Massenklage gegen Schnüffelgesetz angekündigt. Datenschützer und Gewerkschaften warnen vor Mißbrauch. Nun auch Widerstand bei FDP gegen Ausspähen aller Beschäftigten

Überraschend haben in den vergangenen Tagen führende FDP-Politiker Widerstand gegen die Arbeitnehmer-Datensammlung »Elena« (elektronischer Entgeltnachweis) angekündigt. Das Schnüffelgesetz stammt aus der SPD/Grünen Regierungszeit. Unter dem Vorwand der Entbürokratisierung melden seit Beginn des Jahres alle Firmen die Einkommensdaten ihrer Beschäftigten elektronisch an eine zentrale Speicherstelle bei der Deutschen Rentenversicherung. Zu der Erfassung gehören Hinweise auf Fehl- und Krankheitstage, die Höhe des Gehalts sowie auf Fälle von »Fehlverhalten«.

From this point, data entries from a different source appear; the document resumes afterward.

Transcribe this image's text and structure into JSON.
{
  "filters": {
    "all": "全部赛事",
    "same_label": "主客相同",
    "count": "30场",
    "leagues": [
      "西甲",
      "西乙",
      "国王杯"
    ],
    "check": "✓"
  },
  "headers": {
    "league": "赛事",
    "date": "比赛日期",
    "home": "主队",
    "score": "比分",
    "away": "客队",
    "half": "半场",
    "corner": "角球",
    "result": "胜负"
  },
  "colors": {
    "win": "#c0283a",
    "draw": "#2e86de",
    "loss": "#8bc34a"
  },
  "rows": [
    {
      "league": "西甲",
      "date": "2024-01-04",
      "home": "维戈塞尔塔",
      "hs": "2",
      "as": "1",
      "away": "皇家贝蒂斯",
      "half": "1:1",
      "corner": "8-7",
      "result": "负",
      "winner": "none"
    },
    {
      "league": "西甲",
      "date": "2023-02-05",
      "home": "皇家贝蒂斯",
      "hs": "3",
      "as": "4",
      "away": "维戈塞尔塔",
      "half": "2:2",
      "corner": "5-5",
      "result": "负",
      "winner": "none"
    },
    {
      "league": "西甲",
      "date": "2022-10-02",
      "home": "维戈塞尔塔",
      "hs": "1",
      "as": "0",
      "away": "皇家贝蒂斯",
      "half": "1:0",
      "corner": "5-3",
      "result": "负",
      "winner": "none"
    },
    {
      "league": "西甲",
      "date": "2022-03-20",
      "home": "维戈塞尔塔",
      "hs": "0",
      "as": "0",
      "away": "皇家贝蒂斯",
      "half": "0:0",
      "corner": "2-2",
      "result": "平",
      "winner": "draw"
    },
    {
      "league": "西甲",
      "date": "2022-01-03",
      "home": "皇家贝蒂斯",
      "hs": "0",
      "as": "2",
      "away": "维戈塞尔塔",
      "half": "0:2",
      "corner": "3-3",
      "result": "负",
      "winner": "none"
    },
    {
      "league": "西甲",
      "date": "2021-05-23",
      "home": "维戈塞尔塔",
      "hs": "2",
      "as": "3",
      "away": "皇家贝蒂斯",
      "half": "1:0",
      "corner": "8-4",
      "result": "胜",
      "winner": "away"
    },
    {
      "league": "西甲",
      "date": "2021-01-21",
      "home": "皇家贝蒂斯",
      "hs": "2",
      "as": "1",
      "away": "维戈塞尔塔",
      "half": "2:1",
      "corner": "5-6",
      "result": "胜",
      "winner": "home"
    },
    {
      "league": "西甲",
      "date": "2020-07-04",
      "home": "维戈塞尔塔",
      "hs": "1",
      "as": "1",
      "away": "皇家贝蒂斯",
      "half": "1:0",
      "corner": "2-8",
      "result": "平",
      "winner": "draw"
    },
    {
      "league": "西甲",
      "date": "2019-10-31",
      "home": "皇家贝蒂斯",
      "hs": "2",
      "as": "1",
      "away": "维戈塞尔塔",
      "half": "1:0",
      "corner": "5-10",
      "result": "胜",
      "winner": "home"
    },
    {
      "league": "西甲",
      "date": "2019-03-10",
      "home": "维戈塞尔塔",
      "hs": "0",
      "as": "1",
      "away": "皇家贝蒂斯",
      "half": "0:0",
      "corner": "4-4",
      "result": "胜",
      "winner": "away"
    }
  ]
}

Ende 2009 wurde Gewerkschaften und Datenschützer das Ausmaß der Überwachung deutlich. Ver.di-Chef Frank Bsirske kündigte eine Verfassungsklage in Karlsruhe an. Inzwischen wird eine Massen-Verfassungsbeschwerde vorbereitet, die ähnlich wie die bisher größte Verfassungsklage gegen die Vorratsdatenspeicherung von Tausenden Bürgerinnen und Bürgern unterzeichnet werden soll. »Dieser gewaltige Datenpool muß rasch einer Überprüfung unterzogen werden«, begründete Rechtsanwalt Rolf Gössner den Schritt am Donnerstag im Gespräch mit junge Welt. Die Klagen sollten am 31. März beim Bundesverfassungsgericht eingereicht werden. Jeder Betroffene könne mitmachen, so Gössner. Der Anwalt ist zuversichtlich: »Schon drei Tage nach dem ersten Aufruf beteiligten sich über 15000 Menschen an der Aktion.« Auch Berlins Datenschutzbeauftragter Alexander Dix kritisiert die Erfassung der Daten von bis zu 40 Millionen Beschäftigten. Ob die Erhebung durch die Massenklage vollständig verhindert werden kann, ist für ihn allerdings fraglich. Denkbar sei aber ein Teilerfolg, sagte Dix am Mittwoch in Berlin. Das Bundesverfassungsgericht könnte etwa die regelmäßige Optimierung des Schutzes gegen Mißbrauch fordern. Das könnte »Elena« so teuer machen, daß auch politische Akzeptanz nicht mehr durchsetzbar sei, so der Datenschützer.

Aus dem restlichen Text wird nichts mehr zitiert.